Palo Alto Networks (PANW:US) stock rose as much as 15% on Monday following a billings forecast from the cybersecurity company that surpasses expectations, mitigating the impact of less favorable fourth-quarter results. 

The company anticipates FY billings between $10.9 billion to $11.0 billion, compared to the estimated $10.77 billion. It expects adjusted EPS to be in the range of $5.27 to $5.40 while revenue is seen falling within the bracket of $8.15 billion to $8.20 billion, as opposed to the estimated $8.38 billion.

For this quarter, the company envisions billings ranging from $2.05 billion to $2.08 billion, with an estimate of $2.07 billion. The adjusted EPS is seen between $1.15 and $1.17 on revenue of $1.82 billion - 1.85 billion, compared to the estimate of $1.92 billion.

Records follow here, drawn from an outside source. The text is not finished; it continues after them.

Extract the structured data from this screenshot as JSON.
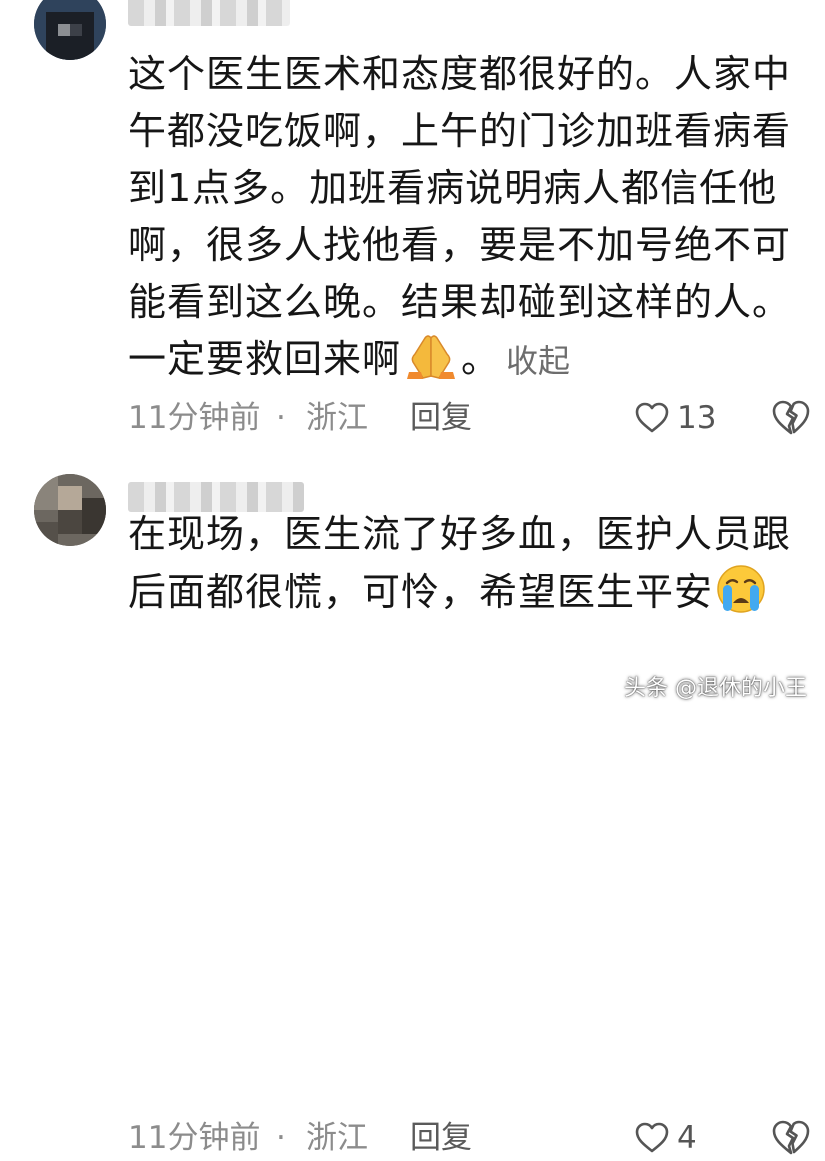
{
  "comments": [
    {
      "username": "",
      "lines": [
        "这个医生医术和态度都很好的。人家中",
        "午都没吃饭啊，上午的门诊加班看病看",
        "到1点多。加班看病说明病人都信任他",
        "啊，很多人找他看，要是不加号绝不可",
        "能看到这么晚。结果却碰到这样的人。",
        "一定要救回来啊"
      ],
      "after_emoji": "。",
      "collapse_label": "收起",
      "time": "11分钟前",
      "separator": "·",
      "location": "浙江",
      "reply_label": "回复",
      "like_count": "13"
    },
    {
      "username": "",
      "lines": [
        "在现场，医生流了好多血，医护人员跟",
        "后面都很慌，可怜，希望医生平安"
      ],
      "time": "11分钟前",
      "separator": "·",
      "location": "浙江",
      "reply_label": "回复",
      "like_count": "4"
    }
  ],
  "icons": {
    "pray_emoji": "folded-hands-emoji",
    "cry_emoji": "crying-face-emoji",
    "like": "heart-outline-icon",
    "dislike": "broken-heart-icon"
  },
  "watermark": "头条 @退休的小王"
}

Palo Alto Networks reported an adjusted EPS of $1.44 for its fiscal fourth quarter. The company recorded billings of $3.2 billion, marking an 18% year-on-year increase, slightly below the estimated $3.17 billion. PANW experienced a billings growth of 18%, slightly lower than the estimated growth of 18.6%.

"We finished off the year with strong execution and the changing environment drove more customers towards platformization," said Nikesh Arora, chairman and CEO of Palo Alto Networks. "Our strategy is resonating with a growing number of our customers, driving continued consolidation, to deliver superior security outcomes. We were delighted with the reception in the market for our AI based security automation platform, XSIAM." 

Congressman Ro Khanna was trading PANW shares this year. The stock is up more than 75% year-to-date through Friday’s close.